From the Times-Tribune:
Arguing that the pension funds are not financially sound, Scranton continues to evaluate legal options to halt raises that are due retired police officers and firefighters, including possibly seeking an injunction, city solicitor Jason Shrive said Wednesday.
Mr. Shrive said no court action has been taken yet, but it remains a possibility if the fire and police pension boards go through with a plan to pay retirees half of the 1.75 percent salary increase that active police officers and firefighters will receive in January.
The raises go into effect today, but there is still time to challenge the payments because checks to retirees, who are paid semimonthly, won’t be issued until Jan. 15 and Jan. 28.
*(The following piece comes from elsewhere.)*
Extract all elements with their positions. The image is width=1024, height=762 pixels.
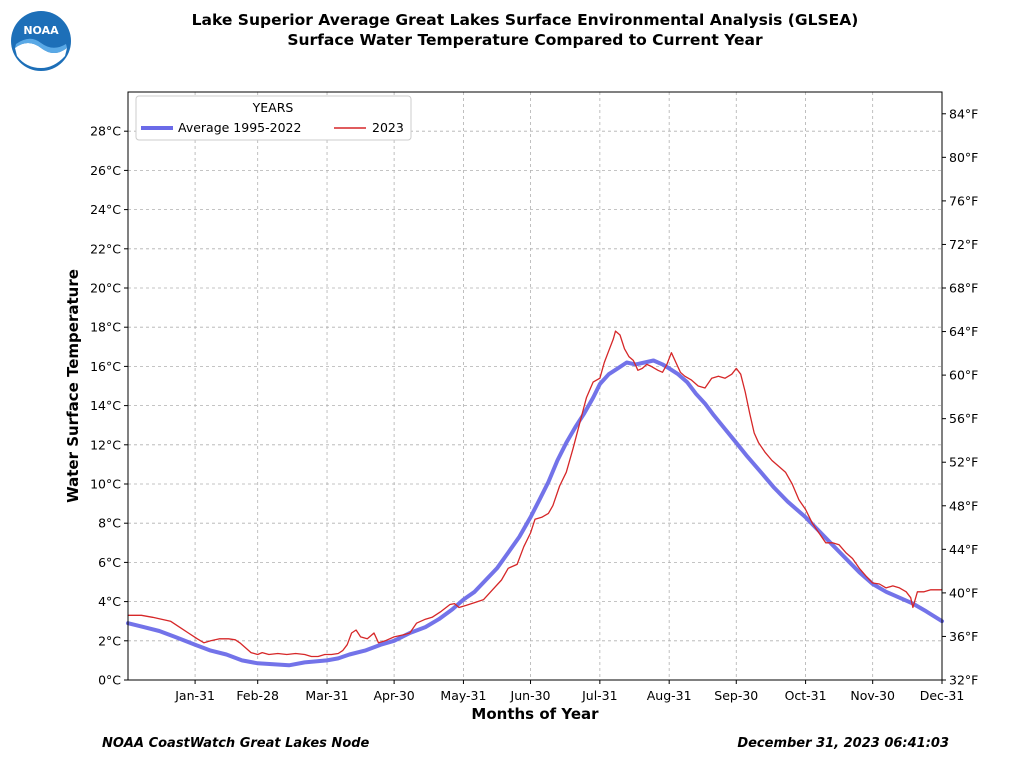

Mr. Shrive wrote to the police and fire pension boards in November, advising them that the city maintains that no raises can be paid to retirees based on a section of the city code that says increases in pensions “shall not be granted” unless the pension funds are actuarially sound. Mr. Shrive cited a report prepared in October by the plans’ actuary, who determined both plans are unsound.
“The city is still hopeful the various pension boards and the pension plan administrator will think better of the decision to pay the increases, in light of the plans’ funding,” he said. “If the boards and investment administrator still intend to make the increases … our legal options could be to seek injunctive relief against the issuance of those raises.”
Scranton’s police and fire pension funds have a combined deficit of $141 million.